Study sheet for DANA 4840: R objects (vector, list, matrix, array, data.frame, factors) and Worksheet 0a (building the mixed dataset, reading .txt, .xlsx, and .csv, and aligning types with daisy() / Gower-style coding).

Vector

# =========================
# Vector
# =========================
myvector <- c(1, 3, 5)
myvector
str(myvector)
class(myvector)
is.vector(myvector)
[1] 1 3 5

 num [1:3] 1 3 5

[1] "numeric"

[1] TRUE

Lista

# =========================
# List
# =========================
a <- c(1:4)
b <- c("John", "Mary")
mylist <- list(a, b)
str(mylist)
class(mylist)
is.vector(mylist)
is.list(mylist)
List of 2
 $ : int [1:4] 1 2 3 4
 $ : chr [1:2] "John" "Mary"

[1] "list"

[1] TRUE

[1] TRUE

Matriz

# =========================
# Matrix
# =========================
mymatrix <- matrix(c(1:6), 2, 3, byrow = TRUE)
mymatrix
str(mymatrix)
class(mymatrix)
is.matrix(mymatrix)
     [,1] [,2] [,3]
[1,]    1    2    3
[2,]    4    5    6

 int [1:2, 1:3] 1 4 2 5 3 6

[1] "matrix" "array"

[1] TRUE

Array

# =========================
# Array
# =========================
myarray <- array(c(1:12), dim = c(2, 3, 2))
myarray
str(myarray)
class(myarray)
is.matrix(myarray)
is.array(myarray)
, , 1

     [,1] [,2] [,3]
[1,]    1    3    5
[2,]    2    4    6

, , 2

     [,1] [,2] [,3]
[1,]    7    9   11
[2,]    8   10   12

 int [1:2, 1:3, 1:2] 1 2 3 4 5 6 7 8 9 10 ...

[1] "array"

[1] FALSE

[1] TRUE

Data frame

# =========================
# Data frame
# =========================
mydataframe <- data.frame(
  Gender = c("Male", "Female", "Male"),
  Age = c(22, 30, 33),
  medal = c("Gold", "Gold", "Bronze")
)
mydataframe
str(mydataframe)
class(mydataframe)
is.data.frame(mydataframe)
  Gender Age  medal
1   Male  22   Gold
2 Female  30   Gold
3   Male  33 Bronze

'data.frame':	3 obs. of  3 variables:
 $ Gender: chr  "Male" "Female" "Male"
 $ Age   : num  22 30 33
 $ medal : chr  "Gold" "Gold" "Bronze"

[1] "data.frame"

[1] TRUE

Sin conversión automática a factor (caracteres como texto)

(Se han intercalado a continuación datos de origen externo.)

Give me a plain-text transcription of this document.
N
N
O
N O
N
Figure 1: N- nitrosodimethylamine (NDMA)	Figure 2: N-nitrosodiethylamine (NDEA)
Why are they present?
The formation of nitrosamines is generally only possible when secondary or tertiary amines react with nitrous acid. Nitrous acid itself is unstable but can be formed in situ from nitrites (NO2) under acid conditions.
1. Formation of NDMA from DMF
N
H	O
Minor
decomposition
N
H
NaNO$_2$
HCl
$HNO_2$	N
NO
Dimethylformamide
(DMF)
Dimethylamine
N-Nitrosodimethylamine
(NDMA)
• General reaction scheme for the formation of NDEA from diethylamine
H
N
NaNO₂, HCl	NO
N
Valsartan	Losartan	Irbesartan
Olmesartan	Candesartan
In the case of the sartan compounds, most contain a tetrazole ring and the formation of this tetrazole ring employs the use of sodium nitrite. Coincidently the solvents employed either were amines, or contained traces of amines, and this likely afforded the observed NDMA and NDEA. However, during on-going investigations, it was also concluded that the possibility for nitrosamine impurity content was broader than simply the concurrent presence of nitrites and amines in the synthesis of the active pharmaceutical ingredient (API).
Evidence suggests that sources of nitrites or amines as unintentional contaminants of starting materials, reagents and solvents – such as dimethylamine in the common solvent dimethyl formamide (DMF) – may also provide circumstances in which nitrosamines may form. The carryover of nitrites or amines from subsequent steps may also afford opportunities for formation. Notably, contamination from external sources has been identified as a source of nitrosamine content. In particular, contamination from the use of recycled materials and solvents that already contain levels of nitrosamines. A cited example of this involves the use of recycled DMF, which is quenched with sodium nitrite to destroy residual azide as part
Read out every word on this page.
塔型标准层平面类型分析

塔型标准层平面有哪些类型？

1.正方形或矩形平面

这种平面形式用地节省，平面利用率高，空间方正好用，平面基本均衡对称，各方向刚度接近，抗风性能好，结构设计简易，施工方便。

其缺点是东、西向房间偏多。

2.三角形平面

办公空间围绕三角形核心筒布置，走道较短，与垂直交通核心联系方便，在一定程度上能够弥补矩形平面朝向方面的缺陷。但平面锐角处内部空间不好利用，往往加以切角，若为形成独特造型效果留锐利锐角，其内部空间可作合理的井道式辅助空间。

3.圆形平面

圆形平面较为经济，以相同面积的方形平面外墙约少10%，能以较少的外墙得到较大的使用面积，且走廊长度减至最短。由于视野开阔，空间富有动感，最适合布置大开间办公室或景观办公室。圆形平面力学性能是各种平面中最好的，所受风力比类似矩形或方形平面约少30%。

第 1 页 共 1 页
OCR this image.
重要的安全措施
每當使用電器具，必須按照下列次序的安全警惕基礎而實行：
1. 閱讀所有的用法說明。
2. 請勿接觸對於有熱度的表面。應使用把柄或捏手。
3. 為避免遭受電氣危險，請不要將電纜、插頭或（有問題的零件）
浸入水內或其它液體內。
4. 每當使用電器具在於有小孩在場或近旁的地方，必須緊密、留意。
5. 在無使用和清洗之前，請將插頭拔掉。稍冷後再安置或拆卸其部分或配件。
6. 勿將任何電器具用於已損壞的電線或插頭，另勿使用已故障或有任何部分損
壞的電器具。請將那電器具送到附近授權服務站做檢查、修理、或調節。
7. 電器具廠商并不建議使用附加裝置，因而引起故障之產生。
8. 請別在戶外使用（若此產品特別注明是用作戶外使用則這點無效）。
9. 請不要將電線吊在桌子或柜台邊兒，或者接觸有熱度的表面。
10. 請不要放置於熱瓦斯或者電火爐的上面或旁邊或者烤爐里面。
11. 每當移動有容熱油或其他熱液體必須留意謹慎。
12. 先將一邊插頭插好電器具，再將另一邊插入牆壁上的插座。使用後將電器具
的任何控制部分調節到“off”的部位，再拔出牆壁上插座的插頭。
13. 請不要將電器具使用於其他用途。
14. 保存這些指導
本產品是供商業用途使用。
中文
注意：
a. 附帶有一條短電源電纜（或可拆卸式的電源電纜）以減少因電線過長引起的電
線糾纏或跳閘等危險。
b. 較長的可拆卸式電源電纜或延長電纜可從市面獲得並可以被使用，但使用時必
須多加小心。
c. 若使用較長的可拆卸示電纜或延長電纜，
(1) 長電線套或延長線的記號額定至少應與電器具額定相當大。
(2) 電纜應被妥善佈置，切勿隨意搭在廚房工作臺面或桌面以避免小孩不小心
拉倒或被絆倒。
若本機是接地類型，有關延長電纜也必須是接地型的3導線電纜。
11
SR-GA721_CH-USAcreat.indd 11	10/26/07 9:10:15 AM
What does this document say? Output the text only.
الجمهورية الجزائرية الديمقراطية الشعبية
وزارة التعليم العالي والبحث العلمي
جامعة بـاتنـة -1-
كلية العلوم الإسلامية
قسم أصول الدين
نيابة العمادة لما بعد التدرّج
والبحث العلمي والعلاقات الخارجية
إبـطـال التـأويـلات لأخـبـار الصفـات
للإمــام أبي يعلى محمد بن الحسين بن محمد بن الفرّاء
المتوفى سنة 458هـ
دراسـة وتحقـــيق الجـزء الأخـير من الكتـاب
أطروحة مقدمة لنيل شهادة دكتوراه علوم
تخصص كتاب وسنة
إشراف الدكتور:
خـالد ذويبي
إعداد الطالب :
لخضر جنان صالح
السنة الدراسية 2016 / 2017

# =========================
# data.frame — stringsAsFactors = FALSE
# =========================
mydataframe <- data.frame(
  Gender = c("Male", "Female", "Male"),
  Age = c(22, 30, 33),
  medal = c("Gold", "Gold", "Bronze"),
  stringsAsFactors = FALSE
)
mydataframe$medal
is.factor(mydataframe$medal)
is.vector(mydataframe$medal)
[1] "Gold"   "Gold"   "Bronze"

[1] FALSE

[1] TRUE

Factor nominal

factor() sin ordered = TRUE define niveles sin orden inherente: las categorías se tratan como nominales (solo identidad, no “mayor/menor”). Sirve para sexo, país, tipo de sangre, etc.

# =========================
# Factor nominal
# =========================
myfactor <- factor(c("M", "F", "T", "O", "M"))
myfactor
str(myfactor)
class(myfactor)
is.factor(myfactor)
[1] M F T O M
Levels: F M O T

 Factor w/ 4 levels "F","M","O","T": 2 1 4 3 2

[1] "factor"

[1] TRUE

Factor ordinal (ordered, levels)

Con ordered = TRUE el factor es ordinal: los niveles tienen un orden lógico fijado con levels = c(...) (de menor a mayor en ese sentido). R lo guarda como entero con orden; comparaciones como < entre niveles respetan esa secuencia (útil para tallas, Likert, etapas).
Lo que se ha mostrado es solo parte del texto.